Welcome to the National Gardening Association. I have grown zinnias, off and on, ever since I was a kid. I can understand how zinnias might be associated with memories of your daddy. Zinnias are now a hobby of mine, along with photography. I am currently growing some of my home hybrid zinnias indoors. I also grow a vegetable garden of sorts. We currently live in a rural area of east central Kansas.
Mayflowers said:Anyway my friend planted zinnias and marigold. He had some flowers that came out very odd. It's like the marigold and zinnias "kneeded".

It would be very interesting to get a cross between marigolds and zinnias. Marigold foliage is better looking, and apparently is not susceptible to Powdery Mildew. When I was a kid, I actually attempted to make that cross. But with no success, of course.

One year, many years ago, someone convinced me that if I planted marigolds around my zinnias, they would repel some pests. I don't remember what the "pests" were. Maybe nematodes. In any case, it was the marigolds that had a problem. A population explosion of Spider Mites wiped them out. It was like the marigolds were a magnet for the mites.

Anyhow, keep us posted on your zinnias this year. You might decide to "be the bee" and do some "kneeding" of your own. Have you given any thought about what varieties of zinnias you might grow this year?
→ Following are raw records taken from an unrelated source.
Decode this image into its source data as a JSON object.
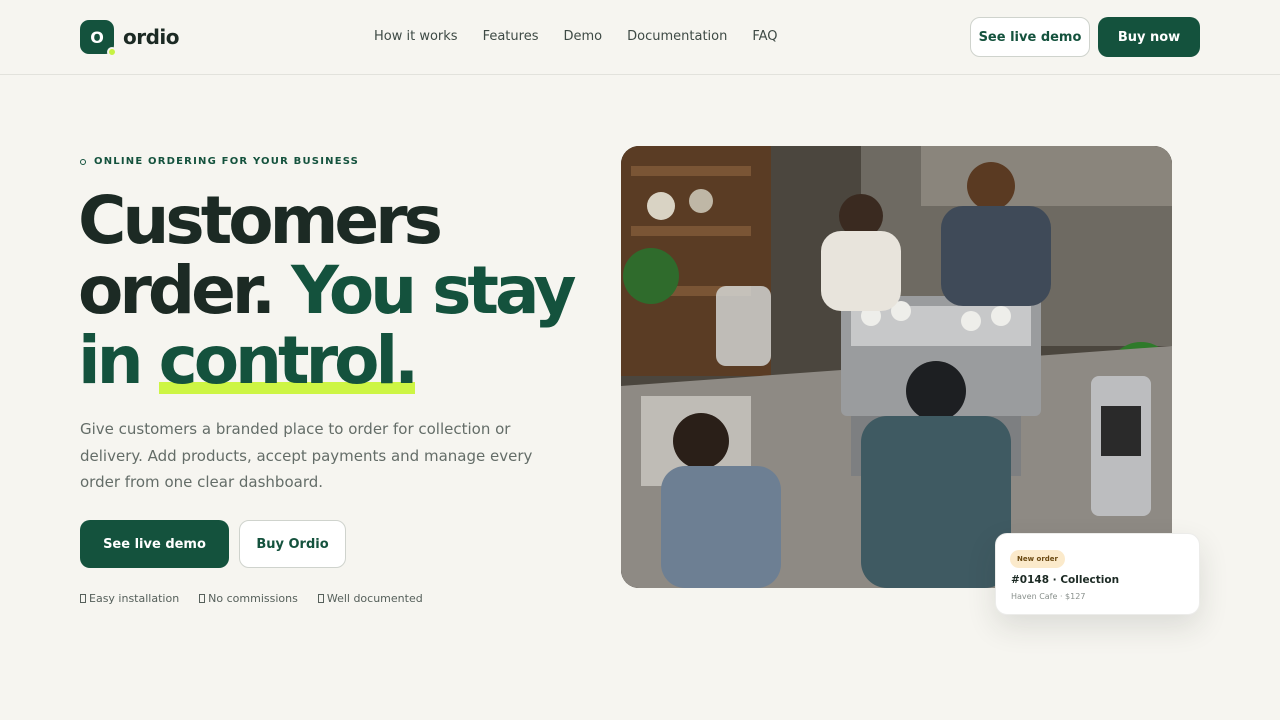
{
  "brand": {
    "logo_letter": "O",
    "name": "ordio",
    "primary_color": "#14523d",
    "accent_color": "#cdf544"
  },
  "nav": {
    "items": [
      {
        "label": "How it works"
      },
      {
        "label": "Features"
      },
      {
        "label": "Demo"
      },
      {
        "label": "Documentation"
      },
      {
        "label": "FAQ"
      }
    ]
  },
  "header_actions": {
    "demo_label": "See live demo",
    "buy_label": "Buy now"
  },
  "hero": {
    "eyebrow": "ONLINE ORDERING FOR YOUR BUSINESS",
    "headline_part1": "Customers order.",
    "headline_part2": "You stay in",
    "headline_highlight": "control.",
    "description": "Give customers a branded place to order for collection or delivery. Add products, accept payments and manage every order from one clear dashboard.",
    "primary_cta": "See live demo",
    "secondary_cta": "Buy Ordio",
    "perks": [
      {
        "icon": "check-icon",
        "label": "Easy installation"
      },
      {
        "icon": "check-icon",
        "label": "No commissions"
      },
      {
        "icon": "check-icon",
        "label": "Well documented"
      }
    ]
  },
  "order_card": {
    "badge": "New order",
    "title": "#0148 · Collection",
    "subtitle": "Haven Cafe · $127"
  }
}
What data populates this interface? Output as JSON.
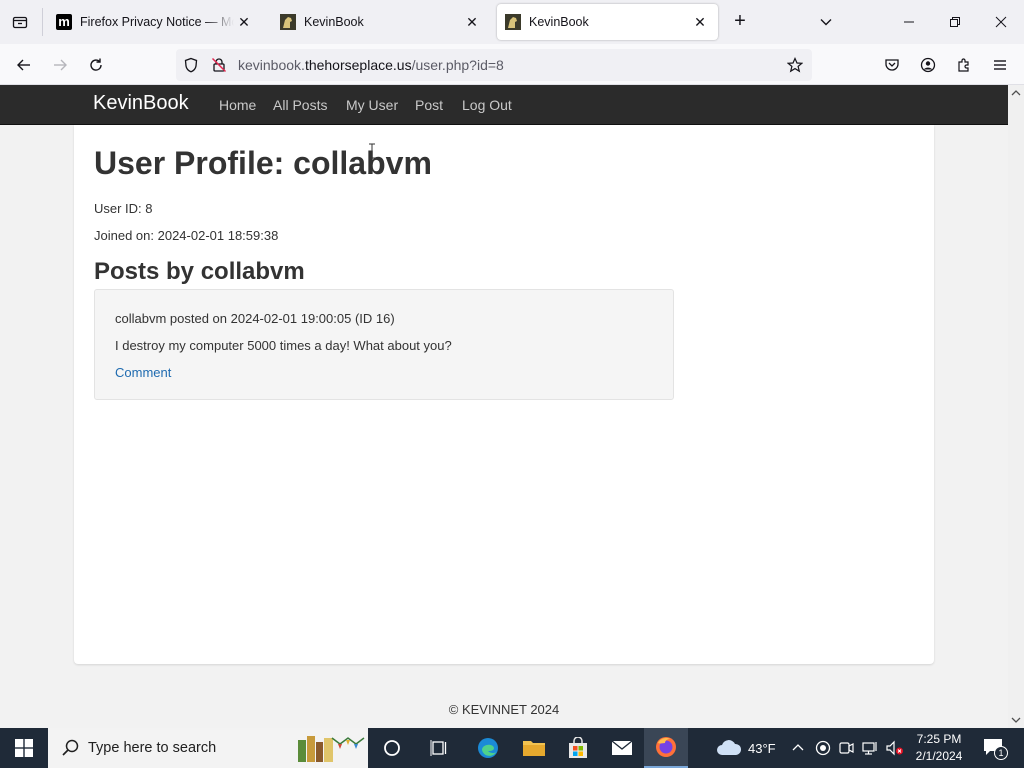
{
  "browser": {
    "tabs": [
      {
        "title": "Firefox Privacy Notice — Mozilla",
        "favicon": "mozilla-m",
        "active": false
      },
      {
        "title": "KevinBook",
        "favicon": "horse-favicon",
        "active": false
      },
      {
        "title": "KevinBook",
        "favicon": "horse-favicon",
        "active": true
      }
    ],
    "url": {
      "prefix": "kevinbook.",
      "domain": "thehorseplace.us",
      "path": "/user.php?id=8"
    }
  },
  "site": {
    "brand": "KevinBook",
    "nav": [
      "Home",
      "All Posts",
      "My User",
      "Post",
      "Log Out"
    ]
  },
  "profile": {
    "title": "User Profile: collabvm",
    "user_id": "User ID: 8",
    "joined": "Joined on: 2024-02-01 18:59:38",
    "posts_heading": "Posts by collabvm"
  },
  "posts": [
    {
      "meta": "collabvm posted on 2024-02-01 19:00:05 (ID 16)",
      "body": "I destroy my computer 5000 times a day! What about you?",
      "comment_label": "Comment"
    }
  ],
  "footer": "© KEVINNET 2024",
  "taskbar": {
    "search_placeholder": "Type here to search",
    "temperature": "43°F",
    "time": "7:25 PM",
    "date": "2/1/2024",
    "notification_count": "1"
  },
  "colors": {
    "site_nav_bg": "#2b2b2b",
    "link": "#1f6bb0",
    "taskbar_bg": "#1f2a38"
  }
}
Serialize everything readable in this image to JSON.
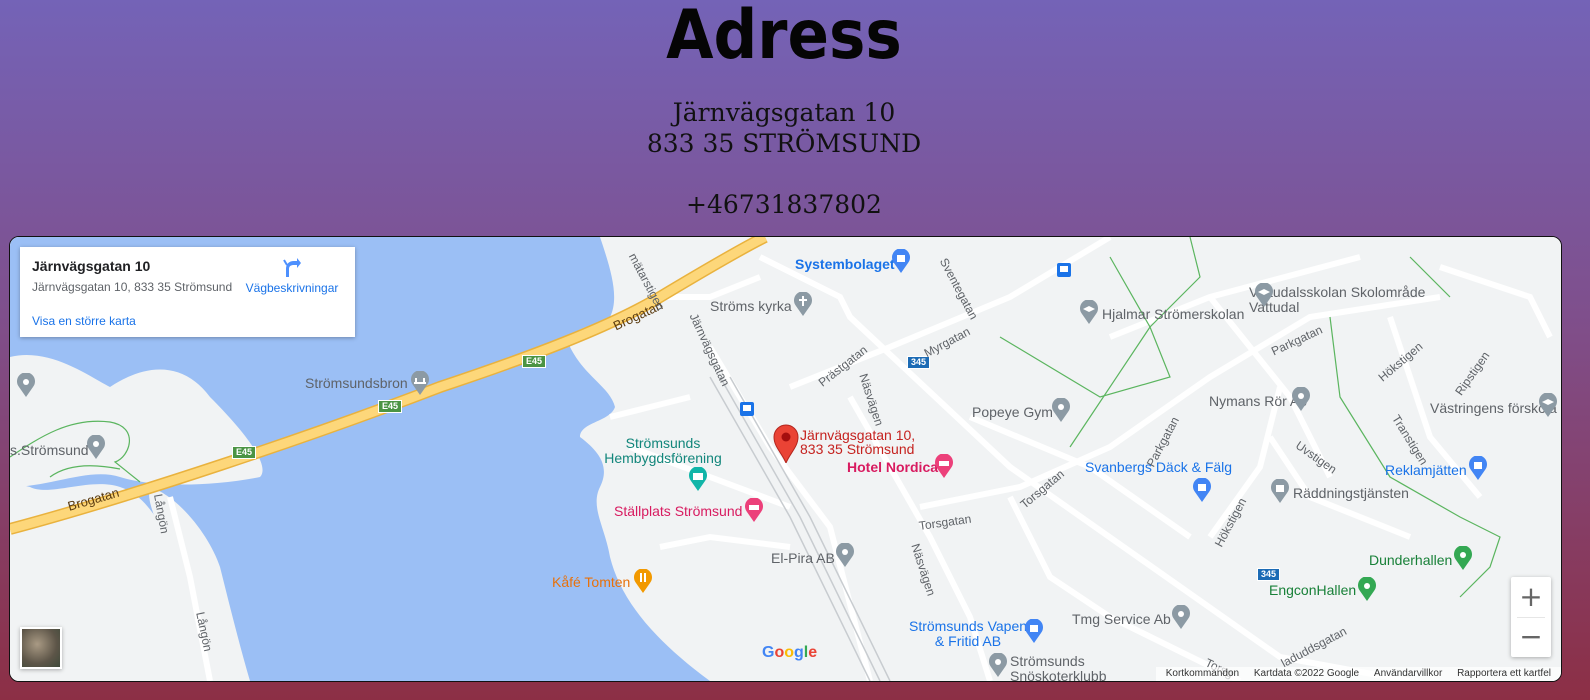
{
  "header": {
    "title": "Adress",
    "street": "Järnvägsgatan 10",
    "postal": "833 35 STRÖMSUND",
    "phone": "+46731837802"
  },
  "map": {
    "infobox": {
      "title": "Järnvägsgatan 10",
      "address": "Järnvägsgatan 10, 833 35 Strömsund",
      "directions": "Vägbeskrivningar",
      "larger_map": "Visa en större karta"
    },
    "pin_label": [
      "Järnvägsgatan 10,",
      "833 35 Strömsund"
    ],
    "pois": {
      "systembolaget": "Systembolaget",
      "stroms_kyrka": "Ströms kyrka",
      "vattudalsskolan": "Vattudalsskolan Skolområde Vattudal",
      "hjalmar": "Hjalmar Strömerskolan",
      "stromsundsbron": "Strömsundsbron",
      "popeye": "Popeye Gym",
      "nymans": "Nymans Rör Ab",
      "vastringens": "Västringens förskola",
      "hembygd": "Strömsunds Hembygdsförening",
      "hotel": "Hotel Nordica",
      "svanbergs": "Svanbergs Däck & Fälg",
      "reklam": "Reklamjätten",
      "raddning": "Räddningstjänsten",
      "stallplats": "Ställplats Strömsund",
      "kafe": "Kåfé Tomten",
      "elpira": "El-Pira AB",
      "dunderhallen": "Dunderhallen",
      "engcon": "EngconHallen",
      "tmg": "Tmg Service Ab",
      "vapen": "Strömsunds Vapen & Fritid AB",
      "snoskoter": "Strömsunds Snöskoterklubb",
      "stromsund": "s.Strömsund"
    },
    "streets": {
      "brogatan": "Brogatan",
      "jarnvagsgatan": "Järnvägsgatan",
      "prastgatan": "Prästgatan",
      "nasvagen": "Näsvägen",
      "myrgatan": "Myrgatan",
      "sventegatan": "Sventegatan",
      "parkgatan": "Parkgatan",
      "hokstigen": "Hökstigen",
      "ripstigen": "Ripstigen",
      "transtigen": "Transtigen",
      "uvstigen": "Uvstigen",
      "torsgatan": "Torsgatan",
      "langon": "Långön",
      "matarstigen": "mätarstigen",
      "laduddsgatan": "laduddsgatan",
      "torsg": "Torsg"
    },
    "badges": {
      "e45": "E45",
      "r345": "345"
    },
    "footer": {
      "shortcuts": "Kortkommandon",
      "mapdata": "Kartdata ©2022 Google",
      "terms": "Användarvillkor",
      "report": "Rapportera ett kartfel"
    },
    "google_logo": "Google",
    "colors": {
      "water": "#9bbff5",
      "land": "#f1f3f4",
      "highway": "#fdd77a",
      "pin": "#ea4335"
    }
  }
}
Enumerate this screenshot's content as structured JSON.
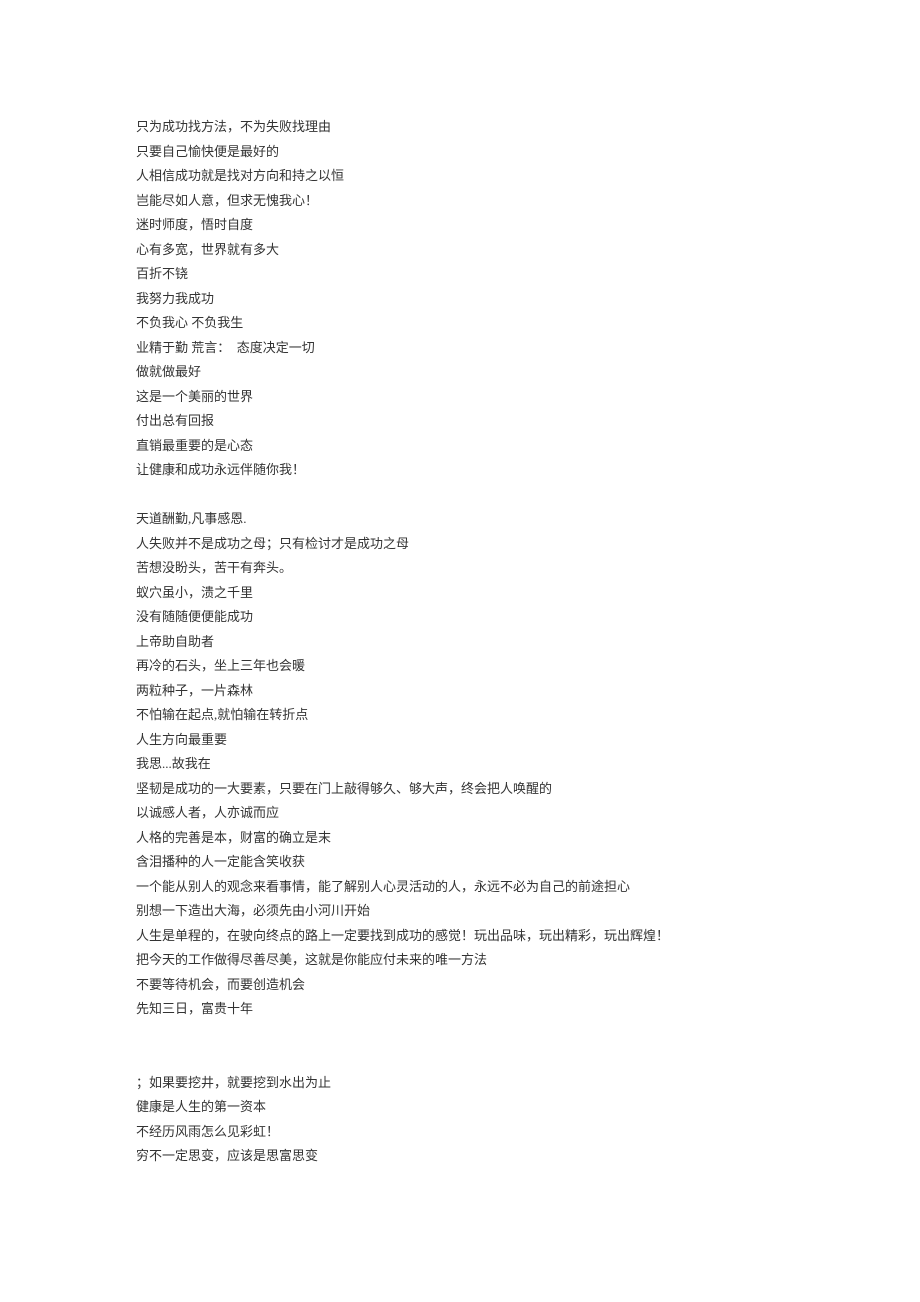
{
  "lines": [
    "只为成功找方法，不为失败找理由",
    "只要自己愉快便是最好的",
    "人相信成功就是找对方向和持之以恒",
    "岂能尽如人意，但求无愧我心！",
    "迷时师度，悟时自度",
    "心有多宽，世界就有多大",
    "百折不铙",
    "我努力我成功",
    "不负我心 不负我生",
    "业精于勤 荒言：  态度决定一切",
    "做就做最好",
    "这是一个美丽的世界",
    "付出总有回报",
    "直销最重要的是心态",
    "让健康和成功永远伴随你我！",
    "",
    "天道酬勤,凡事感恩.",
    "人失败并不是成功之母；只有检讨才是成功之母",
    "苦想没盼头，苦干有奔头。",
    "蚁穴虽小，溃之千里",
    "没有随随便便能成功",
    "上帝助自助者",
    "再冷的石头，坐上三年也会暖",
    "两粒种子，一片森林",
    "不怕输在起点,就怕输在转折点",
    "人生方向最重要",
    "我思...故我在",
    "坚韧是成功的一大要素，只要在门上敲得够久、够大声，终会把人唤醒的",
    "以诚感人者，人亦诚而应",
    "人格的完善是本，财富的确立是末",
    "含泪播种的人一定能含笑收获",
    "一个能从别人的观念来看事情，能了解别人心灵活动的人，永远不必为自己的前途担心",
    "别想一下造出大海，必须先由小河川开始",
    "人生是单程的，在驶向终点的路上一定要找到成功的感觉！玩出品味，玩出精彩，玩出辉煌！",
    "把今天的工作做得尽善尽美，这就是你能应付未来的唯一方法",
    "不要等待机会，而要创造机会",
    "先知三日，富贵十年",
    "",
    "",
    "；如果要挖井，就要挖到水出为止",
    "健康是人生的第一资本",
    "不经历风雨怎么见彩虹！",
    "穷不一定思变，应该是思富思变"
  ]
}
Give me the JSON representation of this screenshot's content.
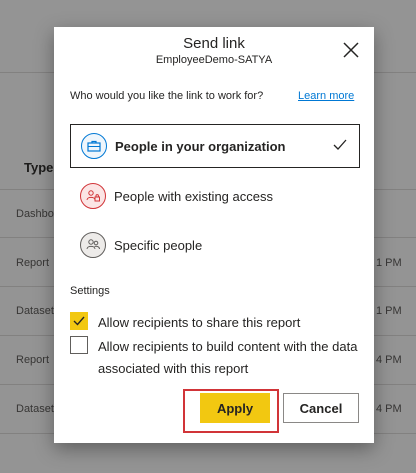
{
  "background": {
    "column_header": "Type",
    "rows": [
      {
        "type": "Dashbo",
        "time": ""
      },
      {
        "type": "Report",
        "time": "1 PM"
      },
      {
        "type": "Dataset",
        "time": "1 PM"
      },
      {
        "type": "Report",
        "time": "4 PM"
      },
      {
        "type": "Dataset",
        "time": "4 PM"
      }
    ]
  },
  "dialog": {
    "title": "Send link",
    "subtitle": "EmployeeDemo-SATYA",
    "question": "Who would you like the link to work for?",
    "learn_more": "Learn more",
    "options": [
      {
        "label": "People in your organization",
        "icon": "briefcase-icon",
        "selected": true,
        "icon_bg": "#eff6fc",
        "icon_border": "#0078d4"
      },
      {
        "label": "People with existing access",
        "icon": "people-lock-icon",
        "selected": false,
        "icon_bg": "#fbe5e5",
        "icon_border": "#d13438"
      },
      {
        "label": "Specific people",
        "icon": "people-icon",
        "selected": false,
        "icon_bg": "#edebe9",
        "icon_border": "#605e5c"
      }
    ],
    "settings_label": "Settings",
    "checkboxes": [
      {
        "label": "Allow recipients to share this report",
        "checked": true
      },
      {
        "label": "Allow recipients to build content with the data associated with this report",
        "checked": false
      }
    ],
    "apply_label": "Apply",
    "cancel_label": "Cancel"
  },
  "colors": {
    "accent_yellow": "#f2c811",
    "link_blue": "#0078d4",
    "highlight_red": "#d13438"
  }
}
I always recommend that Whirligigs be included, because they have inter-species ancestry, and can produce some interesting results when crossed with other zinnias.

ZM
I tip my hat to you.

Name: Mindi Hammerstone
Tracy, CA (Zone 9b)
Dog Lover Dragonflies
MindiHammerstone
May 5, 2018 9:13 PM CST
I haven't seen it grown yet but on the picture it looks pretty white!! I want to cross them with the Whirligigs and just see what happens.

I realize this is an old thread but worth reading and Iam happy I did!!